Google is blaming load miscalculations during routing server
upgrades for the widespread failure of its email serviceGmailfor almost two hours last night.
Millions of users of the free Gmail and paid for business
version of the service were faced with an "Unable to reach Gmail"
error message as their computers failed to connect to the
service.
In February, Google blamed a similar failure of its Gmail
service on routine maintenance in a European datacentre.
Ben Treynor, Google's engineering vice-president, apologised to
users for the latest outage in a
blog post, saying the outage was a "big deal" and Google was
treating it as such.
According to Treynor, Google took a small number of Gmail
servers offline to perform routing upgrades, but underestimated the
load that it put on routers that direct web queries to the
appropriate Gmail servers.
"At about 12:30pm Pacific a few of the request routers became
overloaded and in effect told the rest of the system 'stop sending
us traffic, we're too slow!'," he wrote.
The load was transferred to the remaining request routers,
causing a few more of them to also become overloaded, and within
minutes nearly all of the request routers were overloaded.

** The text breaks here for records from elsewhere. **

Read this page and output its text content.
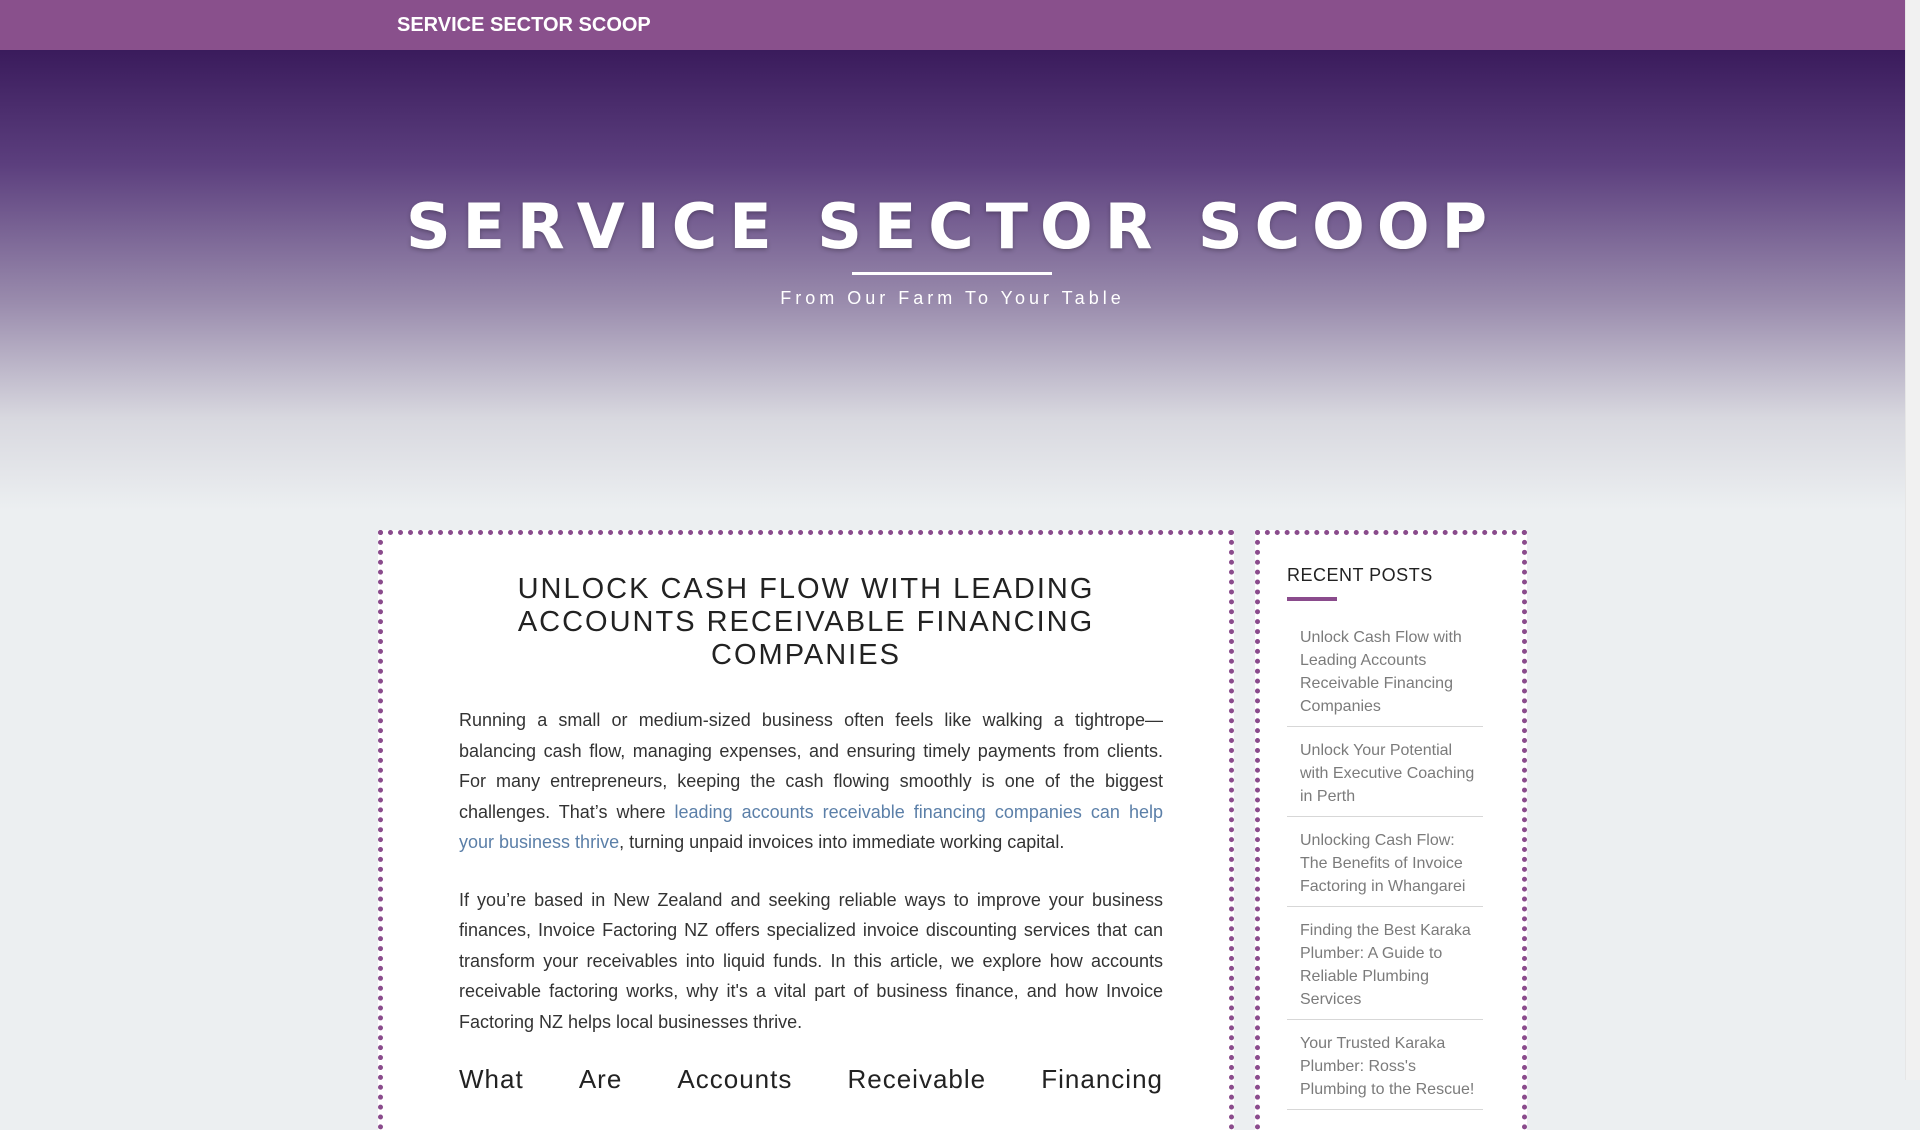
SERVICE SECTOR SCOOP
SERVICE SECTOR SCOOP
From Our Farm To Your Table
UNLOCK CASH FLOW WITH LEADING ACCOUNTS RECEIVABLE FINANCING COMPANIES

Running a small or medium-sized business often feels like walking a tightrope—balancing cash flow, managing expenses, and ensuring timely payments from clients. For many entrepreneurs, keeping the cash flowing smoothly is one of the biggest challenges. That’s where leading accounts receivable financing companies can help your business thrive, turning unpaid invoices into immediate working capital.

If you’re based in New Zealand and seeking reliable ways to improve your business finances, Invoice Factoring NZ offers specialized invoice discounting services that can transform your receivables into liquid funds. In this article, we explore how accounts receivable factoring works, why it's a vital part of business finance, and how Invoice Factoring NZ helps local businesses thrive.

What Are Accounts Receivable Financing
RECENT POSTS
Unlock Cash Flow with Leading Accounts Receivable Financing Companies
Unlock Your Potential with Executive Coaching in Perth
Unlocking Cash Flow: The Benefits of Invoice Factoring in Whangarei
Finding the Best Karaka Plumber: A Guide to Reliable Plumbing Services
Your Trusted Karaka Plumber: Ross's Plumbing to the Rescue!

"As a result, people couldn't access Gmail via the web interface
because their requests couldn't be routed to a Gmail server," said
Treynor.
However, he said IMAP/POP access and mail processing continued
to work normally because these requests do not use the same
routers.
According to Treynor, the Gmail engineering team was alerted to
the failure within seconds and brought additional request routers
online to restore the Gmail service.
"We've turned our full attention to helping ensure this kind of
event doesn't happen again," said Treynor.
Google has already increased request router capacity beyond peak
demand and plans to implement further reliability improvements in
the coming weeks.
"Gmail remains more than 99.9% available to all users, and we're
committed to keeping events like today's notable for their rarity,"
said Treynor.